Liquid Jet and Droplet Impaction on a Moving Substrate

液体射流和液滴对移动基底的冲击

• 批准号: RGPIN-2016-03750
• 负责人: Green, Sheldon
• 金额: $ 2.4万
• 依托单位: University of British Columbia
• 依托单位国家: 加拿大
• 项目类别: Discovery Grants Program - Individual
• 财政年份: 2018
• 资助国家: 加拿大
• 起止时间: 2018-01-01 至 2019-12-31
• 项目状态: 已结题
• 来源: https://www.nserc-crsng.gc.ca/ase-oro/Details-Detailles_eng.asp?id=652414
• 关键词: Liquid; Jet; Droplet; Impaction; Moving

In numerous industrial processes a liquid jet or liquid droplets impact on a moving solid surface. As the liquid impacts the surface a thin lamella is generated. For the case of liquid jet impaction, if the lamella adheres to the surface and all liquid remains on the surface, the impaction outcome is described as ‘deposition'. In contrast, if the liquid breaks into fine droplets, ‘splattering' or ‘splash' occurs. In most applications, for example surface coating, deposition is the desired outcome whereas splash and splattering are undesirable. Whether the jet deposits cleanly on the surface is a function of the liquid and surface properties, and surprisingly, also a function of the surrounding air.*******Several experimental methods will be used to study jet and droplet impaction. In order to determine the bulk characteristics of the jet or droplet interaction (e.g., splash versus deposition and lamella radius and width), high speed video imaging and image processing will be performed. Optical absorption, Fourier transform profilometry, or laser interferometry measurements will be used to determine the lamella thickness as a function of position.
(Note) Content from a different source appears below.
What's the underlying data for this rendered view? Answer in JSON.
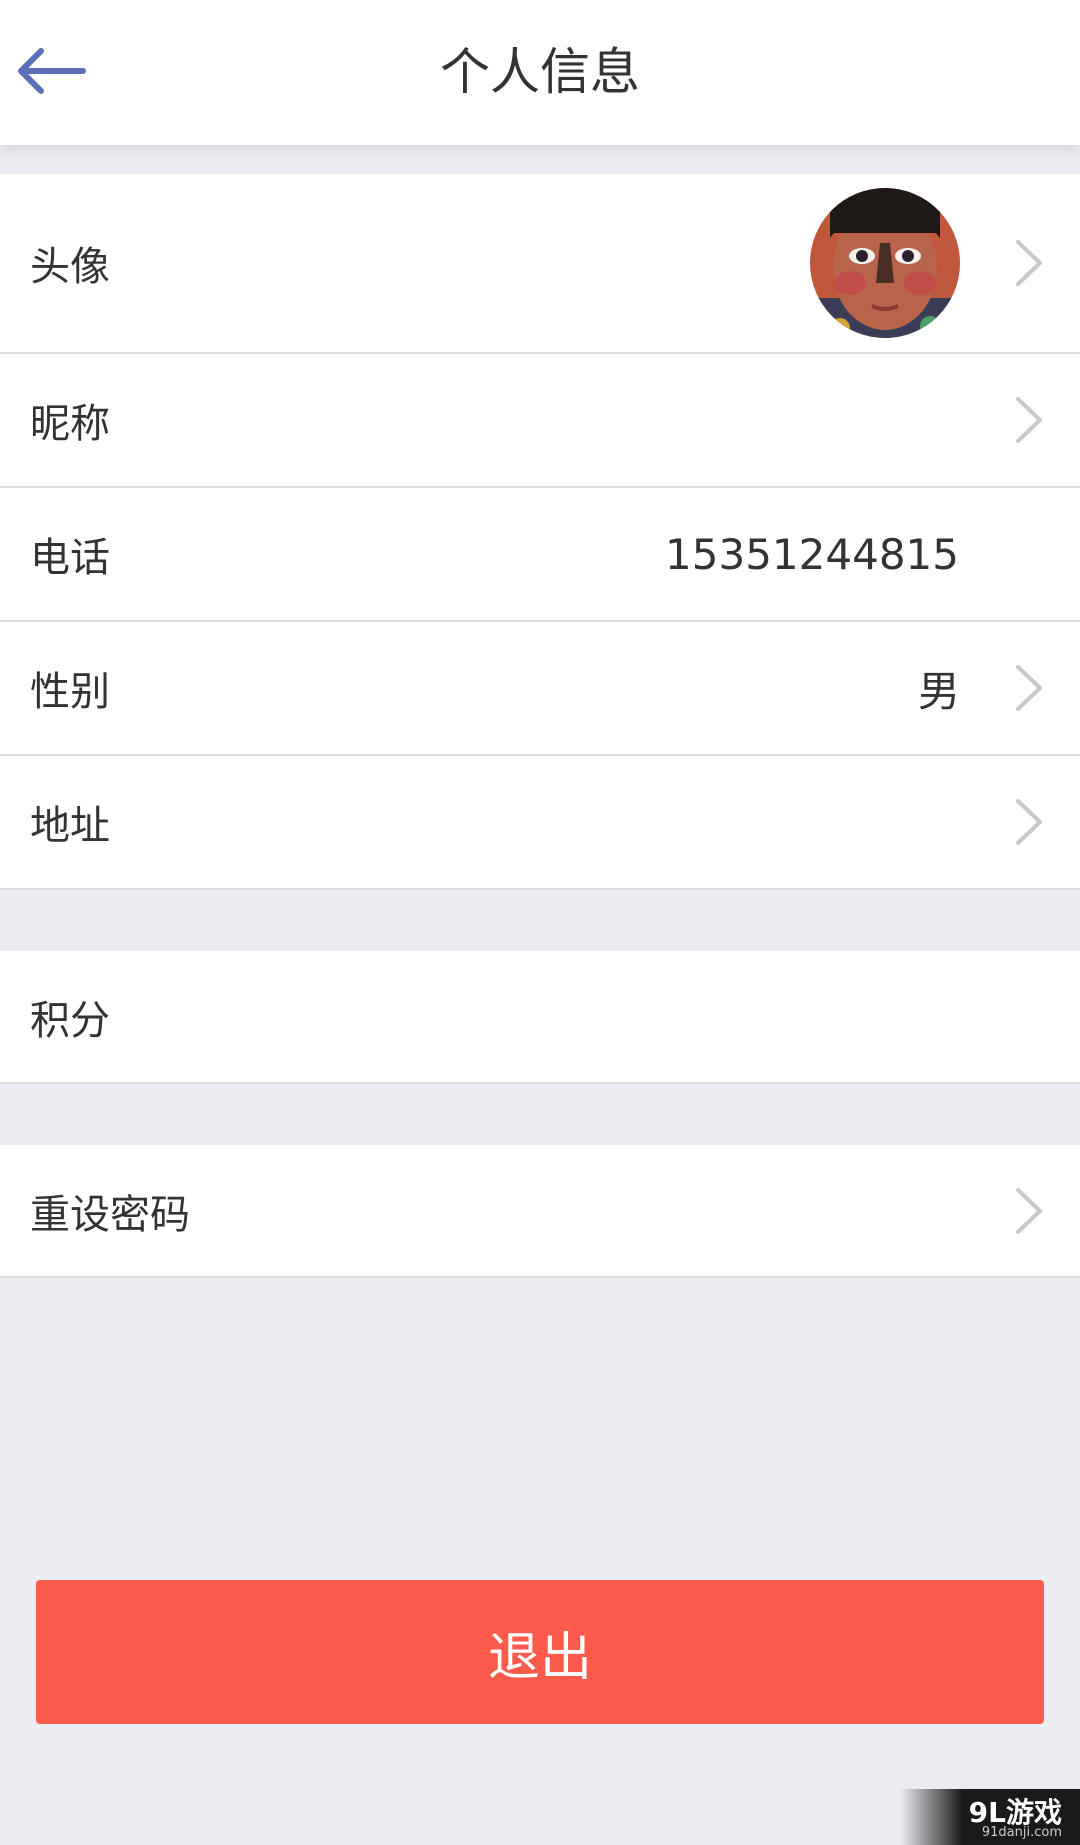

Finally, Particle Tracking Velocimetry will be used to measure the spatial variation of particulate velocity within the lamella. For Newtonian liquid jets, these measurements will be made as a function of the jet orientation, surface roughness, static contact angle of the surface, the jet Reynolds and Weber numbers, and the jet-to-surface velocity ratio. For non-Newtonian liquid jets with suspended particulates, the influence of particulate concentration and size on the spreading characteristics of the jet lamella, and possible splash, will also be determined.****In some industrial applications, the solid surface is coated with a thin film of liquid. The impaction of a liquid jet with such a moving surface will be studied in a custom apparatus. It is also known that evacuation of the surrounding air can suppress droplet splash on stationary surfaces. We plan to measure the magnitude of the splash suppression for droplet impaction on a moving surface.*******This research should provide insight into both an important industrial problem and be relevant to a problem of intense scientific interest – the moving contact line that occurs at the location where the liquid lamella on the surface interfaces with the air.*********

在许多工业过程中，液体射流或液滴撞击在移动的固体表面上。当液体冲击表面时，产生薄薄片。对于液体射流冲击的情况，如果薄片粘附到表面并且所有液体保留在表面上，则冲击结果被描述为“沉积”。相反，如果液体破碎成细小的液滴，则会发生“飞溅”或“飞溅”。在大多数应用中，例如表面涂覆，沉积是期望的结果，而飞溅和飞溅是不期望的。射流是否干净地沉积在表面上是液体和表面性质的函数，令人惊讶的是，也是周围空气的函数。几种实验方法将用于研究射流和液滴碰撞。为了确定射流或液滴相互作用的整体特性（例如，飞溅对沉积以及薄片半径和宽度），将进行高速视频成像和图像处理。将使用光学吸收、傅里叶变换轮廓测量或激光干涉测量来确定作为位置函数的薄片厚度。最后，粒子跟踪测速仪将被用来测量颗粒速度的空间变化内的薄片。对于牛顿液体射流，这些测量将作为射流方向，表面粗糙度，表面的静态接触角，射流雷诺数和韦伯数，以及射流与表面的速度比的函数。对于含有悬浮颗粒的非牛顿液体射流，还将确定颗粒浓度和尺寸对射流薄层扩散特性的影响以及可能的飞溅。*在某些工业应用中，固体表面被涂上一层液体薄膜。将在一个定制的装置中研究液体射流与这种移动表面的碰撞。还已知的是，周围空气的排空可以抑制液滴飞溅在静止表面上。我们计划测量液滴撞击在移动表面上的飞溅抑制的大小。*这项研究应该提供对一个重要的工业问题的深入了解，并与一个具有强烈科学兴趣的问题有关-在表面上的液体薄层与空气界面处发生的移动接触线。